Faster Lua VM: Studio beta

madattak · June 27, 2019, 10:42am

This is perfect timing, some of my new code was starting to get a bit heavy on ol’ processor, this should help a lot!

EDIT: Microprofiler read a speed increase of about 15% in my code, and that’s with the studio debugger disabled for both VMs. Not bad! Might try and get some more accurate results later, as this was just a quick test.

madattak · June 27, 2019, 10:45am

Personally, I vote for this NOT to be changed, or at least change how NaN is handled. If you accidentally send NaN, inf, etc. to a BodyMover or constraint, it causes unpredictable bugs to start spilling out into various aspects of the game, which from personal experience, can send you down hours of false leads before finding out why parts of the level are randomly prevented from rendering, why parts are stuck in some weird superposition of existing/not existing, or why vehicles are randomly warping backwards in time to where they were a few seconds ago.

buildthomas · June 27, 2019, 10:51am

Changing the way the math operations work without extensive notice can be very dangerous. As you can see from @AxisAngle’s code, some people attach a specific semantic to NaN being the result of an operation.

It won’t be possible to tell if you actually got a 0 as a result or NaN, and you wouldn’t be able to tell the difference between NaN and -NaN anymore. If you don’t want NaN spilling into properties of Instances then you should safeguard your code from producing NaN. (i.e. by checking that you aren’t doing .unit on a vector with length 0, or 0/0, etc)

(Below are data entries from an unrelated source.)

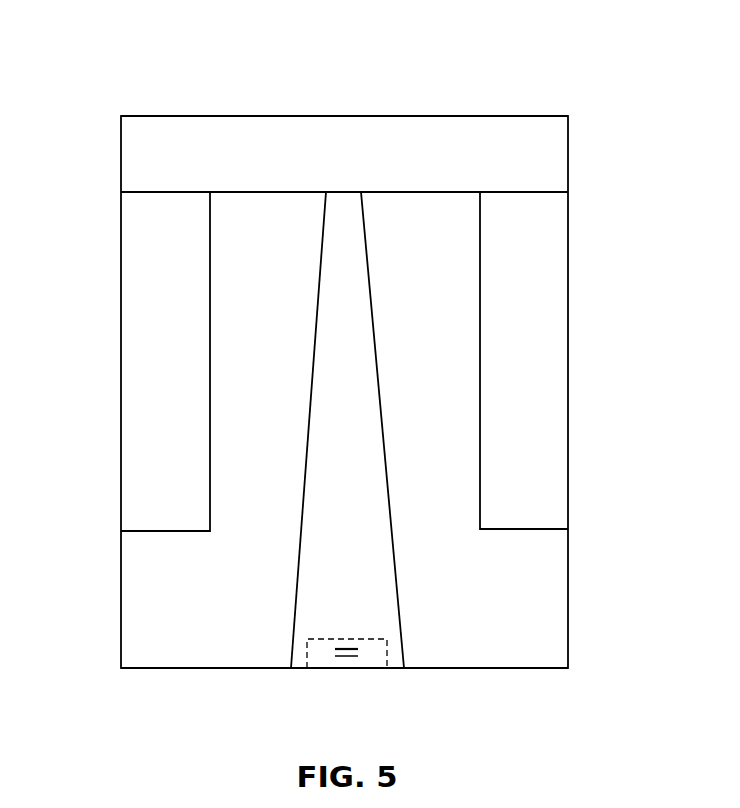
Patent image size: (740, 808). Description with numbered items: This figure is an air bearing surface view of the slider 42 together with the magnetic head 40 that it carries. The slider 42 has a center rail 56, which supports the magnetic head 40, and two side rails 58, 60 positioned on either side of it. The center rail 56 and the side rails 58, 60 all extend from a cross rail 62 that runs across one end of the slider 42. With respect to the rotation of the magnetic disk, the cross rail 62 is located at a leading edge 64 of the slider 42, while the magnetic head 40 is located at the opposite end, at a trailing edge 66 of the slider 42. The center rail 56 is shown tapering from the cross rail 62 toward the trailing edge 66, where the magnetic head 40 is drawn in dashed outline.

The magnetic head 40 is at (325, 660).
The slider 42 is at (114, 619).
The center rail 56 is at (328, 305).
The side rail 58 is at (138, 273).
The side rail 60 is at (552, 272).
The cross rail 62 is at (263, 128).
The leading edge 64 is at (445, 115).
The trailing edge 66 is at (468, 668).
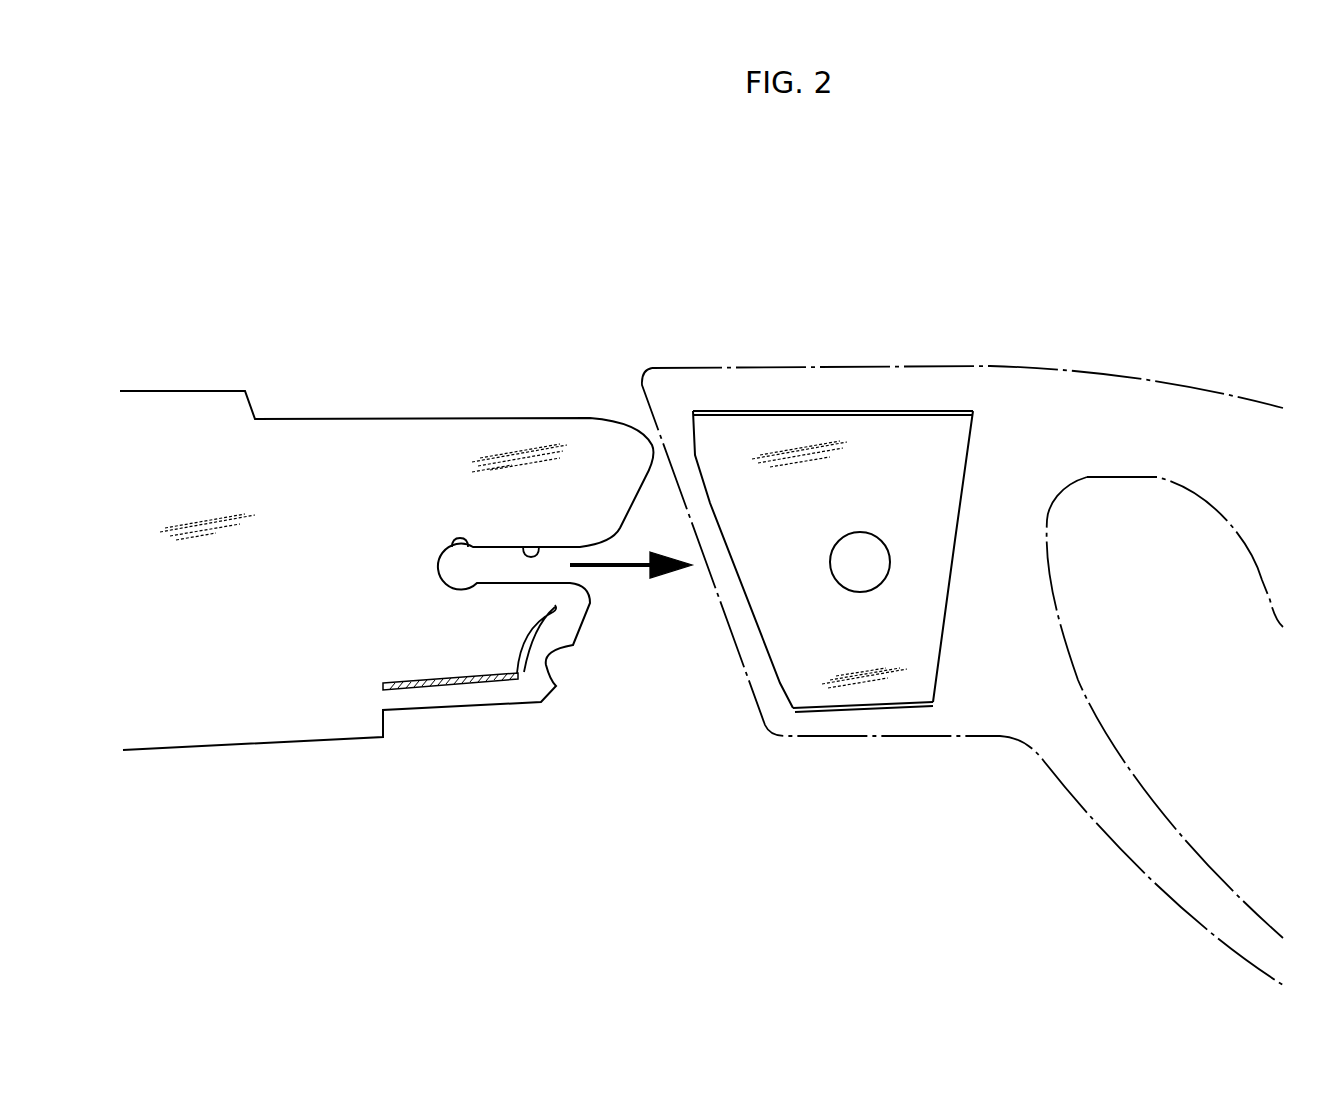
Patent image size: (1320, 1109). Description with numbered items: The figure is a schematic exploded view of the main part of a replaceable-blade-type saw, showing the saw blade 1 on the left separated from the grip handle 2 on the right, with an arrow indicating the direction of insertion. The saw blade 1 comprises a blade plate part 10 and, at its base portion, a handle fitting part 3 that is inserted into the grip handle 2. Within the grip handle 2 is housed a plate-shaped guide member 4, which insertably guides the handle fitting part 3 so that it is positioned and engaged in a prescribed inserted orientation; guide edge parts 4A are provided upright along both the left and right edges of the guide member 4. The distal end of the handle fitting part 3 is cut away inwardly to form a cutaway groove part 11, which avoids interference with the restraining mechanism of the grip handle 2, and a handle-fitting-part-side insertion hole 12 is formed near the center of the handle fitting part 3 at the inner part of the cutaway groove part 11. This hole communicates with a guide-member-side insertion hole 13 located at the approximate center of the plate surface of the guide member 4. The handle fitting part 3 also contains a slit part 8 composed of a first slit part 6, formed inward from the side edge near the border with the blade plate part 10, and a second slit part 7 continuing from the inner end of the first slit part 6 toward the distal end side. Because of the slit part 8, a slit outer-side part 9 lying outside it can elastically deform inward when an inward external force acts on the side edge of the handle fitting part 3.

The saw blade 1 is at (187, 757).
The grip handle 2 is at (1080, 357).
The handle fitting part 3 is at (403, 450).
The guide member 4 is at (932, 488).
The guide edge part 4A is at (835, 412).
The first slit part 6 is at (387, 697).
The second slit part 7 is at (478, 676).
The slit part 8 is at (440, 678).
The slit outer-side part 9 is at (460, 697).
The blade plate part 10 is at (263, 717).
The cutaway groove part 11 is at (538, 547).
The handle-fitting-part-side insertion hole 12 is at (452, 546).
The guide-member-side insertion hole 13 is at (850, 580).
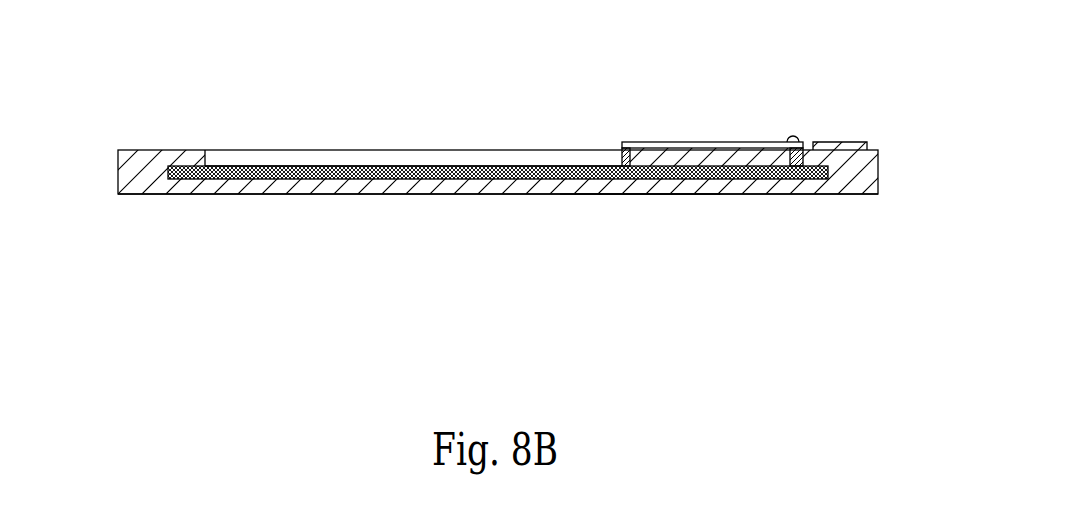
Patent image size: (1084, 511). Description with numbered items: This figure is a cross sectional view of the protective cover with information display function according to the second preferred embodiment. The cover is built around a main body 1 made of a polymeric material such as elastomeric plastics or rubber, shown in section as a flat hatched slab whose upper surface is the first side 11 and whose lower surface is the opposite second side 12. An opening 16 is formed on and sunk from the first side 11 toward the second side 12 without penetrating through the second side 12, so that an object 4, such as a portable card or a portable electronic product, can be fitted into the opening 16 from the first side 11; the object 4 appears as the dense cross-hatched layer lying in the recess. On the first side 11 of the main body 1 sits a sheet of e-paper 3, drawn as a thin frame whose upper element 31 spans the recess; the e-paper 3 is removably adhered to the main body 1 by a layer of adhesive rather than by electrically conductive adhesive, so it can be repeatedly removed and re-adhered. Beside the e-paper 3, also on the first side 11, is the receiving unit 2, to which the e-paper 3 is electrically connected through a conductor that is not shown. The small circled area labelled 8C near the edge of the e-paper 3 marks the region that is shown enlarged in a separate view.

What might be more effective is some way to set a warning message to appear when you set a certain property of an Instance to NaN.

madattak · June 27, 2019, 10:55am

That’s completely fair, and you’re right, the outcome of the equation should stay NaN. I would very much appreciate a warning message, and have created a request for this in the past.

What happened with my code was that a vector that I thought could never be 0,0,0 in very rare circumstances actually could be, which then caused all of the wacky bugs I mentioned earlier. Because they were so weird, and I’d never experienced any NaN errors before, I never thought to check for NaN vectors for a long time resulting in a lot of wasted time. But anyway, wrong thread for this I guess, I might make a new feature request.

dylanjkl · June 27, 2019, 1:30pm

How do we go about asking for the new VM to be enabled? Email or the forums?

AxisAngle · June 27, 2019, 2:06pm

zeuxcg · June 27, 2019, 2:43pm

New VM has optimizations for typical OOP structures, I think we include optimizations for the type of code you’ve listed although we’re more focused on metatable-based OOP (MyClass.__index = MyClass etc.).

zeuxcg · June 27, 2019, 2:46pm

While in general I agree that NaN creates more problems than it solves, the issue is that we can’t change how NaN behaves everywhere in the code - what you’re observing only happens in constant expressions, and something like workpace.Gravity/0-workpace.Gravity/0 will still generate a NaN right now.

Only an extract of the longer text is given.